Politicians are haunted too by the fate of Alain Juppé, a prime minister on the right, who tried to reform France’s welfare and pensions in 1995. Strikes paralysed the country for weeks; Mr Juppé backed down and his government was booted out at the next election. With over 5m people, or nearly one in five of the labour force, working for the state, any squeeze on public-sector pay or benefits can draw crowds on to the streets. Although Nicolas Sarkozy was elected on a promise to shake things up, the recession has tempered his liberalising zeal. Pension reform aside, he appears more focused on keeping a lid on social discontent ahead of 2012.
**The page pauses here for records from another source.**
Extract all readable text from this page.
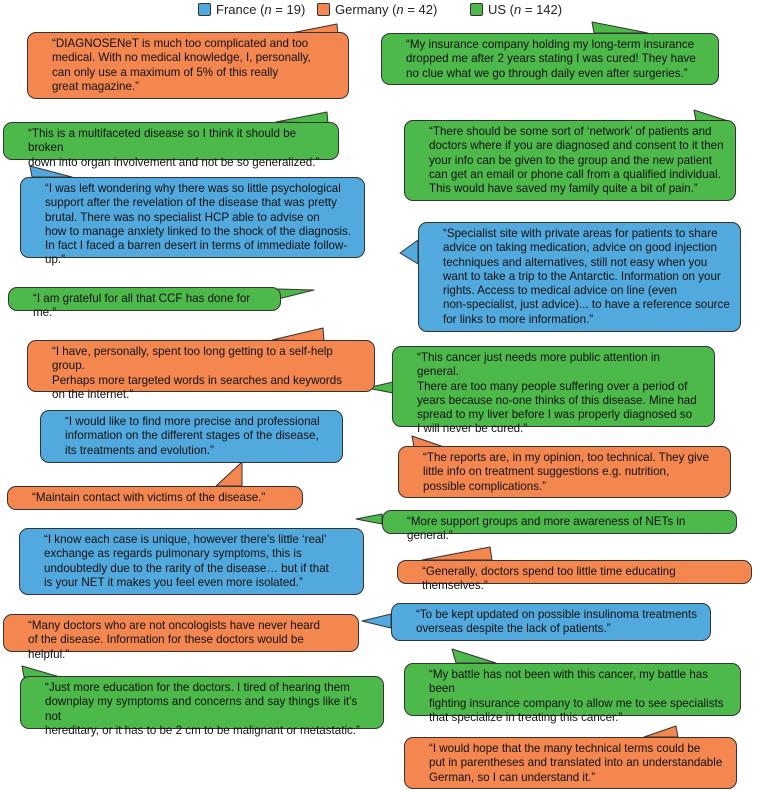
France (n = 19) Germany (n = 42)	US (n = 142)
“DIAGNOSENeT is much too complicated and too
medical. With no medical knowledge, I, personally,
can only use a maximum of 5% of this really
great magazine.”
“My insurance company holding my long-term insurance
dropped me after 2 years stating I was cured! They have
no clue what we go through daily even after surgeries.”
“This is a multifaceted disease so I think it should be broken
down into organ involvement and not be so generalized.”
“There should be some sort of ‘network’ of patients and
doctors where if you are diagnosed and consent to it then
your info can be given to the group and the new patient
can get an email or phone call from a qualified individual.
This would have saved my family quite a bit of pain.”
“I was left wondering why there was so little psychological
support after the revelation of the disease that was pretty
brutal. There was no specialist HCP able to advise on
how to manage anxiety linked to the shock of the diagnosis.
In fact I faced a barren desert in terms of immediate follow-up.”
“Specialist site with private areas for patients to share
advice on taking medication, advice on good injection
techniques and alternatives, still not easy when you
want to take a trip to the Antarctic. Information on your
rights. Access to medical advice on line (even
non-specialist, just advice)... to have a reference source
for links to more information.”
“I am grateful for all that CCF has done for me.”
“I have, personally, spent too long getting to a self-help group.
Perhaps more targeted words in searches and keywords
on the internet.”
“This cancer just needs more public attention in general.
There are too many people suffering over a period of
years because no-one thinks of this disease. Mine had
spread to my liver before I was properly diagnosed so
I will never be cured.”
“I would like to find more precise and professional
information on the different stages of the disease,
its treatments and evolution.”
“The reports are, in my opinion, too technical. They give
little info on treatment suggestions e.g. nutrition,
possible complications.”
“Maintain contact with victims of the disease.”
“More support groups and more awareness of NETs in general.”
“I know each case is unique, however there's little ‘real’
exchange as regards pulmonary symptoms, this is
undoubtedly due to the rarity of the disease… but if that
is your NET it makes you feel even more isolated.”
“Generally, doctors spend too little time educating themselves.”
“Many doctors who are not oncologists have never heard
of the disease. Information for these doctors would be helpful.”
“To be kept updated on possible insulinoma treatments
overseas despite the lack of patients.”
“My battle has not been with this cancer, my battle has been
fighting insurance company to allow me to see specialists
that specialize in treating this cancer.”
“Just more education for the doctors. I tired of hearing them
downplay my symptoms and concerns and say things like it's not
hereditary, or it has to be 2 cm to be malignant or metastatic.”
“I would hope that the many technical terms could be
put in parentheses and translated into an understandable
German, so I can understand it.”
The trouble is that economic reality demands tough measures. “We are closer to Greece than to Germany,” says Nicolas Baverez, a commentator who has long warned the government about its public finances. France’s budget deficit this year is forecast at 8% of GDP, next to 9% in Greece (see chart), and its deficit-cutting plans rely on optimistic growth forecasts. Its public debt, at 84%, is worryingly high. Moreover, Mr Sarkozy has a tendency to spend his way out of trouble. The French government spends 56% of GDP, more than any other euro-zone country. As the national auditor pointed out recently, a quarter of the increase in the deficit in 2009 was unrelated to the recession.
For the time being, the credit agencies continue to give French sovereign debt a top rating, enabling it to borrow cheaply. France has a big, diversified economy, and worries about debt in the euro-zone periphery have drawn investors to the perceived haven of French bonds. Yet the spread over German bonds has widened recently, and in February Moody’s, a rating agency, warned that in the absence of consolidation, rising debt could threaten France’s AAA rating. François Baroin, the budget minister, admitted that the objective of preserving France’s rating was tendu, which means “tight” or “stretched” (although he later insisted he intended it to mean “constant” or “unbending”).
The real difficulty is credibility. Mr Sarkozy says he wants to write a rule into the constitution to commit governments to reducing the deficit, something Germany has done. But this could take time, and it is unclear how binding it would be. The harsh truth is that no French government has balanced its budget since the early 1970s. As Jacques Delpla, an economist on the Council of Economic Analysis, points out, French governments have lived beyond their means even during the years of plenty—a failure he calls “scandalous”.